By now, I had meant to do more entries in my series about issues I’ve been running across while reading screenplays for coverage and script consultation, but I got behind and am only now doing my second one. So, so sorry to be so sluggish. This particular column might seem a tad trivial, but it will focus on the use of two words I’ve seen crop up over and over again over the past couple of years, the use of which strike me as rather odd (if not maddening). The first one is “ironic” or “ironically” and the second is “smirk”.

I am constantly running across dialog in which the actor is instructed to say something “ironically’. I have to be honest. I have absolutely no idea what that means or how you say something ironically. I suspect that they mean “sarcastically”, “tongue in cheek”, “dryly” or something akin to that. This may be a generational thing and perhaps those younger than me have an idiomatic or slang use of the word that I’m unfamiliar with.

However, that is not the only use of the word that puzzles me. More and more, I’m running across narrative in which someone is described as “wearing a shirt ironically” or “has an ironic hair style”. I really, truly have no idea what this means. But even more importantly perhaps when it comes to writing a screenplay, that is not an action. From an audience stand point (and certainly from a reader’s standpoint), a character can’t do something or wear something or have a style of dress that is ironic (in the opening scene of The Social Network, when Zuckerberg is accused of wearing sandals and socks ironically, no one in the audience would have come to that conclusion without the line of dialog).

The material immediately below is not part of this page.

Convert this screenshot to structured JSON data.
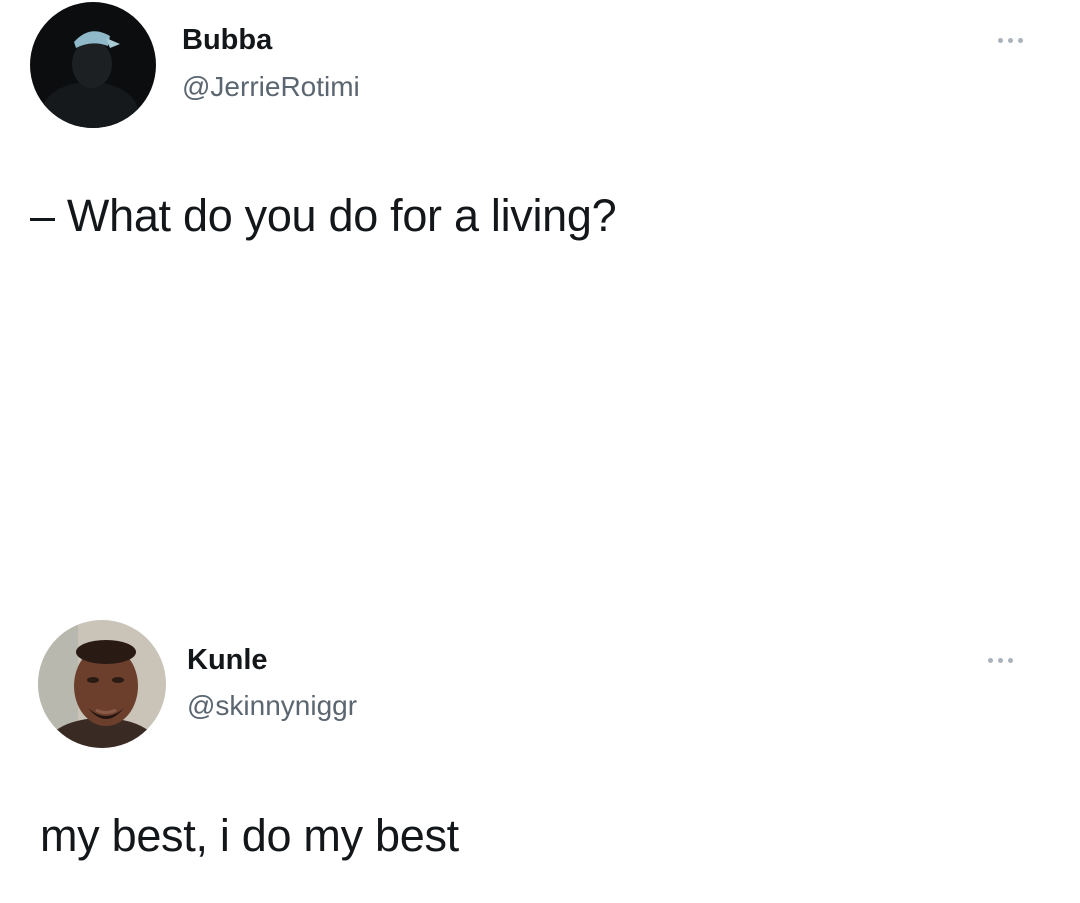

The second word is “smirk”. I have seen this crop up for a number of years as a synonym for smile. At least I think that’s how it’s being used. But “smirk” is a smile that is derisive or superior in some way. All smirks are smiles, but not all smiles are smirks. But when I see it used, it is used by a character in which the attitude isn’t remotely derisive. At first I thought “smirk” was being used in this way because English was a second language for the author of the screenplay since the stories took place in another country or were about characters who were immigrants. But more and more, it’s being used anywhere and everywhere.

It is possible that it is being used because of the recent advice that is constantly cropping up about not employing “neutral” or “bland” words in the narrative (i.e., not “run”, but “dashes” or “zooms”—I will have a column about this in the future). Maybe some writers feel “smile” is too bland and want to spice up their narrative. But whatever the reason, it really causes a disconnect when I read since it is constantly being used incorrectly.

So in conclusion, don’t use “ironic” or “ironically”, ever. If you mean to use it in place of “sarcastically” or a word like that, don’t; use “sarcastically”. In the same way, don’t use “smirk” unless the person is giving a smug, derisive smile. Otherwise just use “smile”.